Dans son rapport 2012, l’organisation Médecins Sans Frontières (MSF) avance que 1 000 femmes meurent au quotidien dans le monde en accouchant ou des suites de complications liées à la grossesse. Selon MSF, ces décès étaient pourtant évitables, de même que ceux de leurs nouveaux nés,  en favorisant notamment la formation d’un personnel spécialisé et en facilitant l’accès aux équipements sophistiqués, ainsi qu’à du matériel médical approprié.

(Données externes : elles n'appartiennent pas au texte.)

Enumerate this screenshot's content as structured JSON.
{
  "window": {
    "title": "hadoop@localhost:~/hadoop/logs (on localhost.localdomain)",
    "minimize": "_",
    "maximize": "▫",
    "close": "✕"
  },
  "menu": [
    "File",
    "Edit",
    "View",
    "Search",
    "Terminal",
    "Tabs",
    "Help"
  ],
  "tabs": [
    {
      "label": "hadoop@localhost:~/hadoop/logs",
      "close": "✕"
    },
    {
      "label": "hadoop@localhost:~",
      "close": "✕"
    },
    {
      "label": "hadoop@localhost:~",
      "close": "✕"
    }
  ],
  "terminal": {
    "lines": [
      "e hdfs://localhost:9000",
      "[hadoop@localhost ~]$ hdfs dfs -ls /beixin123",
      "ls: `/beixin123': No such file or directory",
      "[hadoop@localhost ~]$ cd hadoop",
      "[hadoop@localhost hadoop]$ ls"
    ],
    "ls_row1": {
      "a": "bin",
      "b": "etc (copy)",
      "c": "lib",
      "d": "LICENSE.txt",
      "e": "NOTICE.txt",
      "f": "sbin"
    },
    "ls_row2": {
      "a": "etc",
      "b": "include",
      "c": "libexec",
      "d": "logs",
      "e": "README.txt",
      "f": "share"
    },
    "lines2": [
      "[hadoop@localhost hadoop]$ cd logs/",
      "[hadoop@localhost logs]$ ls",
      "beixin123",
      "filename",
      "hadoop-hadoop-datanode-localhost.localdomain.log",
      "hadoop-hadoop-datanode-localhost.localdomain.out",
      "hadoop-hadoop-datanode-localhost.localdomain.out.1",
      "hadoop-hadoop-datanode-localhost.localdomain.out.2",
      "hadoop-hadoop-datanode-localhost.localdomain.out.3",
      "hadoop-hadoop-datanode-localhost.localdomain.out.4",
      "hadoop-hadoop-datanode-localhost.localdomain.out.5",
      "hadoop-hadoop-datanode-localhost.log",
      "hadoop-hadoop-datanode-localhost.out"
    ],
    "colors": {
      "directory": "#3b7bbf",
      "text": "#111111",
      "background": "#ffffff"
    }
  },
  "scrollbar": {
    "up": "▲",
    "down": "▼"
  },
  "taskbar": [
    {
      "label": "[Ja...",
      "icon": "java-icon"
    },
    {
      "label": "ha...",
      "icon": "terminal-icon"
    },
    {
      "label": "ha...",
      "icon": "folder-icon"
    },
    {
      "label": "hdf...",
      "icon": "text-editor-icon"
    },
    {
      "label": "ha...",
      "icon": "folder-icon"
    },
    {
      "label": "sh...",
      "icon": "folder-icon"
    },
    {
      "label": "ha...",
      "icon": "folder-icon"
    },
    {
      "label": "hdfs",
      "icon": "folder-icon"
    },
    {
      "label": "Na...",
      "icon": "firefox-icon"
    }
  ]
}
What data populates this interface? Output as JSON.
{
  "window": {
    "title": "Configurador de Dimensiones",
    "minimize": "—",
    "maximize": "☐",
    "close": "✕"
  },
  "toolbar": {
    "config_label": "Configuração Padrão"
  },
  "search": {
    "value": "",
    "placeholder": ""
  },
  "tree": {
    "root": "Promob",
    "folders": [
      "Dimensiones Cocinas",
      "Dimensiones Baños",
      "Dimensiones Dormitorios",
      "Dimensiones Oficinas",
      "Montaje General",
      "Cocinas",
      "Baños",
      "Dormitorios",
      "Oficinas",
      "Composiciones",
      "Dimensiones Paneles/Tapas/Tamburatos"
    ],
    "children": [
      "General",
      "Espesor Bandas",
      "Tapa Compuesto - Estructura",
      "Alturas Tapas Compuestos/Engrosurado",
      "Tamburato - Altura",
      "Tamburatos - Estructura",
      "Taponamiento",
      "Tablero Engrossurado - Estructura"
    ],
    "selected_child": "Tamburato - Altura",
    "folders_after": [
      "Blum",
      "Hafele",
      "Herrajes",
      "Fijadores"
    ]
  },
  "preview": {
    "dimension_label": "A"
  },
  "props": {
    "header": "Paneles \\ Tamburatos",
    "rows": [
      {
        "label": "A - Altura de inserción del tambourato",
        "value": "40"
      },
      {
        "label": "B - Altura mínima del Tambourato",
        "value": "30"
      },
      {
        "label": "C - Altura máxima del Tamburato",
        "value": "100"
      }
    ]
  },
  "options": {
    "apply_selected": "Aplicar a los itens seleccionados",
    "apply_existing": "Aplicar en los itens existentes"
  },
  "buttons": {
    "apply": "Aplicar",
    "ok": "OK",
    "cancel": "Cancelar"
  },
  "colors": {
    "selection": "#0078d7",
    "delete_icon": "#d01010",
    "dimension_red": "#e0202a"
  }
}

«Dans le monde, 15% des grossesses encourent à tout moment un risque de complication pouvant entraîner fausses couches et mortalité maternelle», précise Kara Blackburn, en charge de la santé des femmes à MSF. « Les femmes devraient avoir accès à des soins obstétricaux de qualité, qu’elles vivent à Sydney en Australie, à Port-au-Prince à Haïti ou à Mogadiscio en Somalie. Cette réalité est la même partout, de l’hôpital moderne d’une grande ville à un centre de soins en zone de conflit, en passant par un camp de réfugiés ou sous un abri après un tremblement de terre», ajoute-t-elle.

MSF constate une pénurie de soins obstétricaux d’urgence dans un grand nombre de pays. C’est une tragédie familiale et souvent communautaire quand une femme meurt en couches. Les problèmes économiques en Afrique sont directement liés au nombre élevé des femmes qui meurent en couches sur ce continent.

A Madagascar,  on attend une enquête approfondie sur ce problème mais le ministère de la Santé de la Grande île avance qu’une femme sur dix meurt en couches chaque jour. C’est une tragédie car la majorité de ces femmes habitent en brousse là où les premiers soins sont inaccessibles.  Ces femmes souffrent de malnutrition, de pauvreté, de manque d’informations mais aussi de l’absence de sages-femmes dans leurs régions. Et quand il y en a, celles-ci font appel à des méthodes traditionnelles qui ne sont pas toujours recommandées et en ligne avec les innovations en matière de santé en 2013.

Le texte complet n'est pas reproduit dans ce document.